Ever wonder what happens to satellites and other space debris that make it back to Earth? Many burn up upon re-entry into the Earth’s atmosphere, but the debris that remains has to go somewhere. This place is called the spacecraft cemetery, also known as the South Pacific Ocean Uninhabited Area. Near Point Nemo, this place is 2,700 miles from the nearest landmass, Antarctica, and is free of islands and sees very little human activity.
The spacecraft cemetery is home to spacecraft, freighters, satellites, and space stations that have been retired from their jobs in space. At this point, the organizations and governments in charge of those galactic objects have two options; one is to use the remaining fuel in the object to send it further into space, and the other option is to use the fuel to send it crashing back to Earth.
Some retired space equipment can be sent out into graveyard orbit, which is about 22,400 miles above the Earth and 200 miles away from any other active satellites. This graveyard orbit option is chosen to keep space debris out of the way of active equipment flying in Earth’s atmosphere. Sending objects back down to Earth can leave a massive debris field, but as objects burn through Earth’s atmosphere this can also mean that most of their bulk is burned up upon re-entry.
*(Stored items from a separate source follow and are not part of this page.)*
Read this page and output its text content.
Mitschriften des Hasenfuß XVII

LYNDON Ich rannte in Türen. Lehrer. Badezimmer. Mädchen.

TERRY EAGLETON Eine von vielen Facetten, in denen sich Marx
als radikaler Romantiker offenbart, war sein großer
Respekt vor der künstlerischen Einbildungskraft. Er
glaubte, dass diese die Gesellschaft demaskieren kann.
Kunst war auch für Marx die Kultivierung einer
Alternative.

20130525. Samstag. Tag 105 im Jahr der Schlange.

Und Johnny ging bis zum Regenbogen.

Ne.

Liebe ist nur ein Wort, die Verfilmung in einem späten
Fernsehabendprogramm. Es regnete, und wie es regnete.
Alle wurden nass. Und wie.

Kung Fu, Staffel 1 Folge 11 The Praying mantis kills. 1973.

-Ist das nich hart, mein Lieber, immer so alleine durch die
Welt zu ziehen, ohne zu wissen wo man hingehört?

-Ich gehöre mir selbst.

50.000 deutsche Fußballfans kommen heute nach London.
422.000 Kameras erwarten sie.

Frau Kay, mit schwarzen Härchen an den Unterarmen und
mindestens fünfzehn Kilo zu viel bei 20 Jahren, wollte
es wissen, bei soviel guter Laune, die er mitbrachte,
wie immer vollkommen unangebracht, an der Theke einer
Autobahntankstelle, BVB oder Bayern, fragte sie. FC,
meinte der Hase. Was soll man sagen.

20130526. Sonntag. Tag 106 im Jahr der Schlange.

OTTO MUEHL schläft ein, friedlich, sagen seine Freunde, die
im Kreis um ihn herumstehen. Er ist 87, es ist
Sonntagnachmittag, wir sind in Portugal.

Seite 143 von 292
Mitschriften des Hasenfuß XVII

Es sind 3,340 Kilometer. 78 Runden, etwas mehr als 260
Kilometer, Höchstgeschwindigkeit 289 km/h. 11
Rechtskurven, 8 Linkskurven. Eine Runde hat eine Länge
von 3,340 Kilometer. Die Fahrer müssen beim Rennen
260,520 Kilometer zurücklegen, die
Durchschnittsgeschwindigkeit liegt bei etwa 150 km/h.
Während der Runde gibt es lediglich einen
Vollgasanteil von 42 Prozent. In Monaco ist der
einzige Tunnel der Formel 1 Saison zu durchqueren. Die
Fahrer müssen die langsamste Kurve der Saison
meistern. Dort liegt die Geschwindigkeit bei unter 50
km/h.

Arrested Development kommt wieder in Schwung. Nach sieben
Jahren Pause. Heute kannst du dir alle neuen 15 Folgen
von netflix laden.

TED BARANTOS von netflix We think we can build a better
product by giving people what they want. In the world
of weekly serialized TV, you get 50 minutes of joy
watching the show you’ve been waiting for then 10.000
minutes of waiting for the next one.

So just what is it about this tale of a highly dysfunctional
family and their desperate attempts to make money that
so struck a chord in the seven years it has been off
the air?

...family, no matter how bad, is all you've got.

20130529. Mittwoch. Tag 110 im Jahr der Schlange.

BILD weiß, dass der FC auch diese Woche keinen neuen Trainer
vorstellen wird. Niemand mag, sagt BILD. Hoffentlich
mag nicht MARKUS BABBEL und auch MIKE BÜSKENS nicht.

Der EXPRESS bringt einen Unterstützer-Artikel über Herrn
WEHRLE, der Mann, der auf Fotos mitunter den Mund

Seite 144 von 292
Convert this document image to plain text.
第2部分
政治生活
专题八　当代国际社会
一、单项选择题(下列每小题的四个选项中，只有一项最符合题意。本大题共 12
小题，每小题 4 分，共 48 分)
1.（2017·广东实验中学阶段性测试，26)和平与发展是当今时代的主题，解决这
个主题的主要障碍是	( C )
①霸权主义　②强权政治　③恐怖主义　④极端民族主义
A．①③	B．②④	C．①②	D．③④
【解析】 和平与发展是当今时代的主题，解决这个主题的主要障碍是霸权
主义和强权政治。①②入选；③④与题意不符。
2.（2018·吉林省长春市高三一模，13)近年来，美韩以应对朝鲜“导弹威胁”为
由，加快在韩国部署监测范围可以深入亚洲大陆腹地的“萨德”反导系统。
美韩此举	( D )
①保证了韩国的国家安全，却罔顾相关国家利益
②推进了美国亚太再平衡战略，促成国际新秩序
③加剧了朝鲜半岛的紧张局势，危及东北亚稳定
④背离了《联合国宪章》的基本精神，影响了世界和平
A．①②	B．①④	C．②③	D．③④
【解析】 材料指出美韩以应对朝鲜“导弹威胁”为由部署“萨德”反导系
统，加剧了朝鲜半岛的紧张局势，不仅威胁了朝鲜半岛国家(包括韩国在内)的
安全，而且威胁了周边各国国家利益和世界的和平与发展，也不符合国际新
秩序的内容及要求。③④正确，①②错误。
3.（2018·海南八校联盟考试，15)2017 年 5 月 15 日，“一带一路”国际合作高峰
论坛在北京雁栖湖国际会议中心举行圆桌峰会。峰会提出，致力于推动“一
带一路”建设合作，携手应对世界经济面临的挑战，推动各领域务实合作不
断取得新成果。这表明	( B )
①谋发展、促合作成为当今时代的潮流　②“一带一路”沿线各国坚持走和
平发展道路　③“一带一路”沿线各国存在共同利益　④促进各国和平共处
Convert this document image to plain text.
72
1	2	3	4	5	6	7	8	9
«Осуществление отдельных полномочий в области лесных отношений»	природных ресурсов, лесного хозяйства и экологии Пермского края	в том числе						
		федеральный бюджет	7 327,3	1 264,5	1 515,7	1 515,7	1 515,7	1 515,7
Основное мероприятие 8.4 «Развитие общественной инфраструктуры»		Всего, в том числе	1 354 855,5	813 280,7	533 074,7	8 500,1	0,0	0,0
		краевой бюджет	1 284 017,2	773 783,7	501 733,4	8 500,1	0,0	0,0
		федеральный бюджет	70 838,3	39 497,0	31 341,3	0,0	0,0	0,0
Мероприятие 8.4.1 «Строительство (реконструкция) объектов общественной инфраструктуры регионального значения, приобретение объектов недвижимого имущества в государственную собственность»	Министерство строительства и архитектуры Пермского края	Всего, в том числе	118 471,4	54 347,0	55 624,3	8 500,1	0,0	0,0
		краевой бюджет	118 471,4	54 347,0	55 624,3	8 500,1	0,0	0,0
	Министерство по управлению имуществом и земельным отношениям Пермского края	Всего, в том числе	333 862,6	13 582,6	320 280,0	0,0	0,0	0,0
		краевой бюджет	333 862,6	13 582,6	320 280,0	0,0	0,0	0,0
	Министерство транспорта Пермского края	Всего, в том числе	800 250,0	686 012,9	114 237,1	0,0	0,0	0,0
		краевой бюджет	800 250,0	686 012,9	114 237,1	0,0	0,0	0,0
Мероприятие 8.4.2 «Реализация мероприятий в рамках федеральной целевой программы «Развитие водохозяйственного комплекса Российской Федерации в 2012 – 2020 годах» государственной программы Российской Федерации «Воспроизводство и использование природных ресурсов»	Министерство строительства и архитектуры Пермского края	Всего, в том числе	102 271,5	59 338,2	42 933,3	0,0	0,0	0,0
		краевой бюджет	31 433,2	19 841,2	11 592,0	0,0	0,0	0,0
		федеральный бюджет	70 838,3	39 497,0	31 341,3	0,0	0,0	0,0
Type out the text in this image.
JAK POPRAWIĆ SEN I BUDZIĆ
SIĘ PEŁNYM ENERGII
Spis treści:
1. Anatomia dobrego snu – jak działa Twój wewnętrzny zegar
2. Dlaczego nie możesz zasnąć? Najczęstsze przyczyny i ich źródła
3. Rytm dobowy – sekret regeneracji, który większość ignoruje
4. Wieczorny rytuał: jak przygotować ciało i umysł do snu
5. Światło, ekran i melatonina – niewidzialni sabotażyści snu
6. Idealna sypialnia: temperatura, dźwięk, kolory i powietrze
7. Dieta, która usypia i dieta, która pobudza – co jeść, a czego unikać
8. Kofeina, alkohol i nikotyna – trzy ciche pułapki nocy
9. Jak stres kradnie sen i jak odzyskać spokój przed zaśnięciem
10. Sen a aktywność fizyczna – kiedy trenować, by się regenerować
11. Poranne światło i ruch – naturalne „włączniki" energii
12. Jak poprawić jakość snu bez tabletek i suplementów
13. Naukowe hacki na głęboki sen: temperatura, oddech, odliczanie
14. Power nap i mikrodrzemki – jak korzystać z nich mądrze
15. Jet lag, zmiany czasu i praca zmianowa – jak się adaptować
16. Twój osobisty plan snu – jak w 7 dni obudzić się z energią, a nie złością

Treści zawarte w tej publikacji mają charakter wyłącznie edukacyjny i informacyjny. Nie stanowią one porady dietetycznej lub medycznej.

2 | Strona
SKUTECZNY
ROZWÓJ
The spacecraft cemetery has about 161 objects scattered about the sea floor, including the Russian Mir space station. These spacecraft are spread out over the extent of the South Pacific Ocean Uninhabited Area, which reaches 3,000 kilometers north to south and 5,000 kilometers from east to west. Governments and space agencies like NASA work to direct space objects into this area, as it is less likely to have any human interference or cause much damage.
Whether we dispose of our space objects in the bottom of the sea or high out in space, experts agree that someone will have to deal with these pieces of space equipment eventually. In space these objects could crash into each other, affecting live satellites or space stations, while the bottom of the ocean remains a precious ecosystem we need to take care of. High above the spacecraft cemetery, more live satellites continue to fly.